De mon temps, et je n’imagine pas que les choses aient pu changer, la solidarité des étudiants vis-à-vis de l’administration était très grande et les maîtres prenaient toujours le parti de leurs élèves contre les tracasseries de l’Assistance publique. Cela faisait une atmosphère générale de camaraderie fort agréable. L’habitude était de se signaler mutuellement et crûment ses défauts, dès le début de l’année, afin de n’avoir plus à y revenir. Quand le copain sur la sellette faisait mine de se piquer ou de se fâcher, c’étaient alors des scies, des bateaux interminables. Ces traits, communs à bien des agglomérations de jeunes gens, étaient ennoblis ici, je le répète, par le constant voisinage du danger. Imaginez un carré d’officiers de marine que menacerait perpétuellement la tempête.

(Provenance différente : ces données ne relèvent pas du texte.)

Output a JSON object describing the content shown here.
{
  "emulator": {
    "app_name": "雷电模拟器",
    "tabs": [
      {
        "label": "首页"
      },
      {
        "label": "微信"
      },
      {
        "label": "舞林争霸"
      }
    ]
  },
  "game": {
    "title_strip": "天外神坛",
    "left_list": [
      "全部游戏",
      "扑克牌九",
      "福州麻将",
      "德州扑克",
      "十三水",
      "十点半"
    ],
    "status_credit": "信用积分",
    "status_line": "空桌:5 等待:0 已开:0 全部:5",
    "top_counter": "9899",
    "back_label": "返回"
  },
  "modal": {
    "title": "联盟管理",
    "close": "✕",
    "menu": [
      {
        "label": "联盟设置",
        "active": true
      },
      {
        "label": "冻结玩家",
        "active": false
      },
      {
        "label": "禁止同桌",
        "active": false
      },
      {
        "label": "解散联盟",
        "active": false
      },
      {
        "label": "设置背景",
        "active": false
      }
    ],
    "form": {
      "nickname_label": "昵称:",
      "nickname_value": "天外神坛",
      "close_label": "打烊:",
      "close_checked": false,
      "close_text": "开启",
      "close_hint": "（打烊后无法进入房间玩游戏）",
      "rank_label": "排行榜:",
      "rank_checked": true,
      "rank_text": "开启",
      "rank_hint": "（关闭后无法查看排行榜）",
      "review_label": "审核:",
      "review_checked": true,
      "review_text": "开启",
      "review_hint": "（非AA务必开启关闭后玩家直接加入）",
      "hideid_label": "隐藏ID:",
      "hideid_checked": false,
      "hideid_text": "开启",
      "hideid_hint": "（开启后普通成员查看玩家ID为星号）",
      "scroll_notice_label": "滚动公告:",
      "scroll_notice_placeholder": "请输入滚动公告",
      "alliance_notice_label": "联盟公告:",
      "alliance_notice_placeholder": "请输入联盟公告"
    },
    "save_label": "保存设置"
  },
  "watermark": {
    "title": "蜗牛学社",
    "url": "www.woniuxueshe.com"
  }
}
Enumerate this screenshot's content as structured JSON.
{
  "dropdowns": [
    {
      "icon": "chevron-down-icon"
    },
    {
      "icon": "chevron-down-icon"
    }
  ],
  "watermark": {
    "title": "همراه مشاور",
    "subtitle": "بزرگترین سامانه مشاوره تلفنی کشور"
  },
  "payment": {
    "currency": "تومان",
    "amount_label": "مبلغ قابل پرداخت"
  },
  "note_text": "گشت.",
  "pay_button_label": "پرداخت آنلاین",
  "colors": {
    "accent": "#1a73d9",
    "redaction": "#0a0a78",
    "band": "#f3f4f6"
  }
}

Je ne sais pourquoi les peintures de salles de garde qu’ont faites du dehors les romanciers, notamment Jules Claretie, sont en général falotes et illisibles. C’est encore dans Sœur Philomène, des Goncourt, qu’on trouve les notations les plus exactes, mais privées de l’ambiance semi-blagueuse, semi-héroïque qui donnent tant de saveur à ce milieu. Pourvu, juste ciel ! que, tenté par le sujet, un Edmond Rostand ou un autre faux fantaisiste, faux romanesque en vers ou en prose, et surtout en toc, ne vienne pas un jour galvauder, dans un Cyrano d’hôpital, ces mœurs originales et savoureuses § Je ne me méfie de rien autant que de l’attendrissement exalté des versificateurs lyrico-neurasthéniques. Les larmes fausses chassent les larmes vraies, aussi sûrement que la comédie de l’amour tue l’amour.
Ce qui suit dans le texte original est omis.